La Sicilia cos’è? Il verde di una pala di ficodindia che si staglia, pungente, sulla gialla distesa di calura agostana. Il seducente contrasto, tra agrodolce e salmastro sulla lingua, di un piatto di pasta con le sarde. L’esplosione multicolore di un carretto siciliano che lemme lemme s’annaca, sonagliante, per le viuzze di città.

Sì, La Sicilia è tutto questo. Un grosso, abnorme cliché languidamente cullato dalle onde, posto al centro del Mare Nostrum. Come Malena a passeggio sul lungomare di Castelcutò, la Sicilia ne ha fatte girar di teste e nei secoli ha sempre fatto parlare di sé. Nel bene e nel male.

Ogni cultura ha voluto definirci attraverso la voce di un suo grande interprete: siamo stati amanti focosi, astuti gattopardi, sporchi terroni, i più grandi oppressi della storia di engelsiana memoria e persino goethieane chiavi di tutto – ah, i soliti tedeschi esagerati.

Da Omero a Diodoro Siculo, da Alexis de Tocqueville a Johann Wolfgang Goethe, da Friedrich Engels a Massimo Giletti. Sì, avete letto bene, perché Giletti, ex intrattenitore della “domenica formato famiglia”, ora feroce fustigatore dei vizi siciliani, ha coraggiosamente raccolto il testimone e dagli studi de La7 regala all’immortalità un nuovo cliché sulla Sicilia: le signorine Napoli.
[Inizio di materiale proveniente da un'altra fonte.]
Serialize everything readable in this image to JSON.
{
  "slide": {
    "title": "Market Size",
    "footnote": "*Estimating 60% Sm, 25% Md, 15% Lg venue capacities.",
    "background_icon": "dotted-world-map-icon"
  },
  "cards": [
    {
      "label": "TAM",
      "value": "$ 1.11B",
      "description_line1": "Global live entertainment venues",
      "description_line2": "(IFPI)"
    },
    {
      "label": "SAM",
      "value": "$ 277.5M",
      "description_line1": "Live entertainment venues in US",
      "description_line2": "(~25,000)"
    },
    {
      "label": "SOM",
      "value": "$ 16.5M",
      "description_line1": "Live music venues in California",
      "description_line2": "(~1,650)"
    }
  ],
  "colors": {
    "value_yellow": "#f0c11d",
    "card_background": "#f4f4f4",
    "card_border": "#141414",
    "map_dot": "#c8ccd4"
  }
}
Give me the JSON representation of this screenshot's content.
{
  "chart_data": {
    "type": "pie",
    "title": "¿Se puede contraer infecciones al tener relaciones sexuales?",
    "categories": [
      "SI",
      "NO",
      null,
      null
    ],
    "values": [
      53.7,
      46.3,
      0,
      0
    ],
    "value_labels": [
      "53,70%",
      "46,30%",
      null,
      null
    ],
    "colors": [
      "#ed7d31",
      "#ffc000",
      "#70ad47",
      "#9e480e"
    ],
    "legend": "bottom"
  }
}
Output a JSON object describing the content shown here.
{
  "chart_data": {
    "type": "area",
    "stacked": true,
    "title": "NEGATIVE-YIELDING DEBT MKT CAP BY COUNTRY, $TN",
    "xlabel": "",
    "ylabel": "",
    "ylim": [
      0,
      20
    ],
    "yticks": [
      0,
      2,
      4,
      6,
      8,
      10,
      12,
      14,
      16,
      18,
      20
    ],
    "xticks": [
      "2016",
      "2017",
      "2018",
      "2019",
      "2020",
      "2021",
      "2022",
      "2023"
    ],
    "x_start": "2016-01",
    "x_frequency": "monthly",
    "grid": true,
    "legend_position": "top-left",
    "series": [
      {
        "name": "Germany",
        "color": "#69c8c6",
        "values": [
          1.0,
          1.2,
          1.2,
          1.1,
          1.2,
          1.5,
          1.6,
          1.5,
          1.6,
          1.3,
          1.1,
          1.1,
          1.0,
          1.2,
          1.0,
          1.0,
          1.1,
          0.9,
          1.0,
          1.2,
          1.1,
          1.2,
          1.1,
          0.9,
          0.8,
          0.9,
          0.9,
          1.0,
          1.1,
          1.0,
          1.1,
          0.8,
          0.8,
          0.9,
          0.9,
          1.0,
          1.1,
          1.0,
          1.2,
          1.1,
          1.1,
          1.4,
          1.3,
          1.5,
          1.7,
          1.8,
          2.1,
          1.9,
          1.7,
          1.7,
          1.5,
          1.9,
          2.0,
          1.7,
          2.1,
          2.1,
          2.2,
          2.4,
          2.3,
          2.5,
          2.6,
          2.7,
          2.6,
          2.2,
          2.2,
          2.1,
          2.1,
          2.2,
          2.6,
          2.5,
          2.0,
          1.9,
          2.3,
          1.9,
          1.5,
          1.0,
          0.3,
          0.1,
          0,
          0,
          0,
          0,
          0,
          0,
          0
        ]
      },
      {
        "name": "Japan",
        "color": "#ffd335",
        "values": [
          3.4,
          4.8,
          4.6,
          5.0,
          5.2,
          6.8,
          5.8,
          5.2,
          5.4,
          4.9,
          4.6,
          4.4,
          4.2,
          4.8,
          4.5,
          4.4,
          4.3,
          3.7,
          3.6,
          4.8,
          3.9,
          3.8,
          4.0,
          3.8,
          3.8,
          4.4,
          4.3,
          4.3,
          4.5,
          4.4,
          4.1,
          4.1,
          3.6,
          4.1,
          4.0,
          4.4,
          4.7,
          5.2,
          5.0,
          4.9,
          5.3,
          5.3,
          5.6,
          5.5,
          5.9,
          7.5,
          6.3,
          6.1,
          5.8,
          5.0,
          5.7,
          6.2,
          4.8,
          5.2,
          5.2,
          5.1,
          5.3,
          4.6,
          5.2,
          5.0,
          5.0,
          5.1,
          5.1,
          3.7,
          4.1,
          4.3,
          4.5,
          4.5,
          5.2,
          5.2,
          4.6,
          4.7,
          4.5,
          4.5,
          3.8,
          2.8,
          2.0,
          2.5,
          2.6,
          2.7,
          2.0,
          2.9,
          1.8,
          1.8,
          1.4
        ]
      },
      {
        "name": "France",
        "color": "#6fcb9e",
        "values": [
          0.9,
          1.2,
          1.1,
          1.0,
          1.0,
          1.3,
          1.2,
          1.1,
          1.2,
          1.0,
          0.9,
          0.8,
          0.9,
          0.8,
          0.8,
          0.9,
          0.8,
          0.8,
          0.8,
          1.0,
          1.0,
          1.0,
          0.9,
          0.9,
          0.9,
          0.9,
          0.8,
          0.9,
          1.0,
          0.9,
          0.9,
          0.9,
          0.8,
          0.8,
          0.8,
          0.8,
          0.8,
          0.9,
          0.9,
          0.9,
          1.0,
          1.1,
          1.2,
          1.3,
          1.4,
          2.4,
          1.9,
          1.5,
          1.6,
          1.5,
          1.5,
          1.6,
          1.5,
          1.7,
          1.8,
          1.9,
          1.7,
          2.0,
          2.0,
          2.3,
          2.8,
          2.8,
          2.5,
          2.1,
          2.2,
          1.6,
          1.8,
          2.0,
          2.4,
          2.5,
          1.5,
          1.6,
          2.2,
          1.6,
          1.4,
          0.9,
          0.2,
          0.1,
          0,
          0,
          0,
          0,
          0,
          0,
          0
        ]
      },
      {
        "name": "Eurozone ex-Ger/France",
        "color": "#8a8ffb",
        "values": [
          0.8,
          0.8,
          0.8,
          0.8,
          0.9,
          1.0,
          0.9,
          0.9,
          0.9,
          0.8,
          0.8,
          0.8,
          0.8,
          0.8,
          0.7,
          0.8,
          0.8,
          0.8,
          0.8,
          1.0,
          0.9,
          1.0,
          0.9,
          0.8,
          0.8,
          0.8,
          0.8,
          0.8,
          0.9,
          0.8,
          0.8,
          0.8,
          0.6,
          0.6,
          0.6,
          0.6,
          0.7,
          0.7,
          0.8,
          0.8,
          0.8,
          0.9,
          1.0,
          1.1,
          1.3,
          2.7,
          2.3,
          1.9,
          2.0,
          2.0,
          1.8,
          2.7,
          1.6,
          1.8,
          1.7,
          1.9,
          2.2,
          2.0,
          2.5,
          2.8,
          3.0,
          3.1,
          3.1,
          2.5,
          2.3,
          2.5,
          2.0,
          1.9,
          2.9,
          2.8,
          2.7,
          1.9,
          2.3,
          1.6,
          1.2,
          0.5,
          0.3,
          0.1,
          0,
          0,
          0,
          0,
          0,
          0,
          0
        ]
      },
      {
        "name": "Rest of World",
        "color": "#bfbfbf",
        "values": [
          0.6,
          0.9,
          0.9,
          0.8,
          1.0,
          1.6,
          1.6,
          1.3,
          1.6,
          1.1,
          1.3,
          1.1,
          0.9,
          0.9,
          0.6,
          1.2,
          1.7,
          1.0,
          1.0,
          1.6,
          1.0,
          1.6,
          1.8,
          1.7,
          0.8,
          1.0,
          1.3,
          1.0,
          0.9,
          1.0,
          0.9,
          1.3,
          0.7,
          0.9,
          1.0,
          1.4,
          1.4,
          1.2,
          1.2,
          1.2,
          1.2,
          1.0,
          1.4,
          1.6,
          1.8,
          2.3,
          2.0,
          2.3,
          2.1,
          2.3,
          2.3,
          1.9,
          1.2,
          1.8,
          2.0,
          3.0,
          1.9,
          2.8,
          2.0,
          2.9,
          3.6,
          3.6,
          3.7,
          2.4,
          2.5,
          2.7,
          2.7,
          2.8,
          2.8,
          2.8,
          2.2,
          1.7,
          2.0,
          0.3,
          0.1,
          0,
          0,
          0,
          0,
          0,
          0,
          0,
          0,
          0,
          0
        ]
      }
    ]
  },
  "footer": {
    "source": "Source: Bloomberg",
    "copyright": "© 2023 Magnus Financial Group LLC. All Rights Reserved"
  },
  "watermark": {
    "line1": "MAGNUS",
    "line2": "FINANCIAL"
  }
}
Personaggi di un immaginario degno dei migliori Ciprì e Maresco, sono la nuova frontiera della sicilianità.

Altrove sarebbe stata una storia come tante, di cui nessuno si sarebbe mai interessato: la legge di mercato che condanna al fallimento un’iniziativa imprenditoriale perdente. Ma in Sicilia, grazie alla benevolenza di un deus ex machina avvolto nelle nebbie della mafiosaggine, viene fuori un copione perfetto. Un mix scoppiettante di vittimismo sullo sfondo dell’apocalittica campagna siciliana, quella violenta, mafiosa e omertosa. E una regia – quella di Giletti – da premio Oscar.